Le music-hall, c’est cet endroit si particulier où tous les arts se confondent, s’enchainent et se superposent pour toujours maintenir le public en éveil. Et rien de ce que proposent les comédiens de Music All ne fait déshonneur à cet esprit. Aussi drôle que poétique, tant visuel que musical, parfois politique ou impertinent, c’est un numéro sans fin, sans filtre et sans filet durant lequel le temps file sans faiblir. Avec une nostalgie souvent enfantine et une énergie cabotine, les performances s’offrent au spectateur dans un univers qui tient autant de la féérie fantastique que de la froide réalité.

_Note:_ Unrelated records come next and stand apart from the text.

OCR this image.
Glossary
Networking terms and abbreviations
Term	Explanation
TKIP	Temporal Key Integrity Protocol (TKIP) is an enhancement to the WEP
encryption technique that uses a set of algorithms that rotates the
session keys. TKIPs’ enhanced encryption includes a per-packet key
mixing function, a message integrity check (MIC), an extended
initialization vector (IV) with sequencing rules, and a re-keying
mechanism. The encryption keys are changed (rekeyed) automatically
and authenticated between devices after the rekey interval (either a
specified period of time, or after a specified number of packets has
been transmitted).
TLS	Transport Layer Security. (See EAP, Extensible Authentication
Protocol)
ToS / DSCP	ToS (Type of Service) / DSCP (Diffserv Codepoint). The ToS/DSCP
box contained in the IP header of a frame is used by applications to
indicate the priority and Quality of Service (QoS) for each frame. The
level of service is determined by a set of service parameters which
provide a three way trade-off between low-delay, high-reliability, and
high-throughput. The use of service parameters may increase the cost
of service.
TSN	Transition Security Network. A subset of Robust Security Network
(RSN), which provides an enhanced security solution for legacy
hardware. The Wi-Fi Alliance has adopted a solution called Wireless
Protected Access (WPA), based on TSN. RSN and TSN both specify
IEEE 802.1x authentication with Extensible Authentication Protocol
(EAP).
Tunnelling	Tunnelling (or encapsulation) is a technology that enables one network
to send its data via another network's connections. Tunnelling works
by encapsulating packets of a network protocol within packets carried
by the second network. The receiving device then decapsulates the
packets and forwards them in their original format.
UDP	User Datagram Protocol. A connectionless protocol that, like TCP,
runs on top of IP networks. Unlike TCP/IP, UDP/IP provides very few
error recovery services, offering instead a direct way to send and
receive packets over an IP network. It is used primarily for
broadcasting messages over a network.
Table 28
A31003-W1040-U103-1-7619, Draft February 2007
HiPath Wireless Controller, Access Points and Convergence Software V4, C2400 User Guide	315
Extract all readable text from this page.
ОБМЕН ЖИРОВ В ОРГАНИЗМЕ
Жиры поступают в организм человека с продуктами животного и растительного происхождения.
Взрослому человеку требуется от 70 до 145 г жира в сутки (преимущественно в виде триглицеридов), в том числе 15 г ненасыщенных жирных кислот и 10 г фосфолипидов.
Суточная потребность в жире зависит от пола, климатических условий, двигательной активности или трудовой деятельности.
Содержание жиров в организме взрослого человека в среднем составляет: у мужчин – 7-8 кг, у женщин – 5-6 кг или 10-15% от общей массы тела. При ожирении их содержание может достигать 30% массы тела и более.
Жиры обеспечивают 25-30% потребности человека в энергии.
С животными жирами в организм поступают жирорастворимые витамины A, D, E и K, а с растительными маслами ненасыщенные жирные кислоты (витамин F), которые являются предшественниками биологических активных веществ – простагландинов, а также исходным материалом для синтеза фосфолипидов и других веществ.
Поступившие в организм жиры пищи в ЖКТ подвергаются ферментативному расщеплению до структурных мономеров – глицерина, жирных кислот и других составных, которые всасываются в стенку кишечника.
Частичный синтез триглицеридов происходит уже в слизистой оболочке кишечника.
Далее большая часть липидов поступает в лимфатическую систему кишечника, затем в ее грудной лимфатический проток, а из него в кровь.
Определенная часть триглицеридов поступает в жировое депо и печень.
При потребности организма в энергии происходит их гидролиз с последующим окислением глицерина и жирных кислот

Et l’on comprend, peu à peu, que ces trois hommes travestis se sont sans doute échoués, pas forcément malgré eux, aux abords d’une station-service le long d’une autoroute. Ici, ces réminiscences de drag-queens peuvent continuer à se produire, à faire le show, comme elles l’ont sûrement toujours fait au cours d’une carrière qui n’est plus. Avec ou sans public, le spectacle doit continuer. Les spectateurs se font rares, alors on cherche à les retenir par tous les moyens, comme cet homme marginal qui n’atteindra jamais le téléphone, pourtant seul véritable lien vers le monde extérieur, qui sonne inexorablement.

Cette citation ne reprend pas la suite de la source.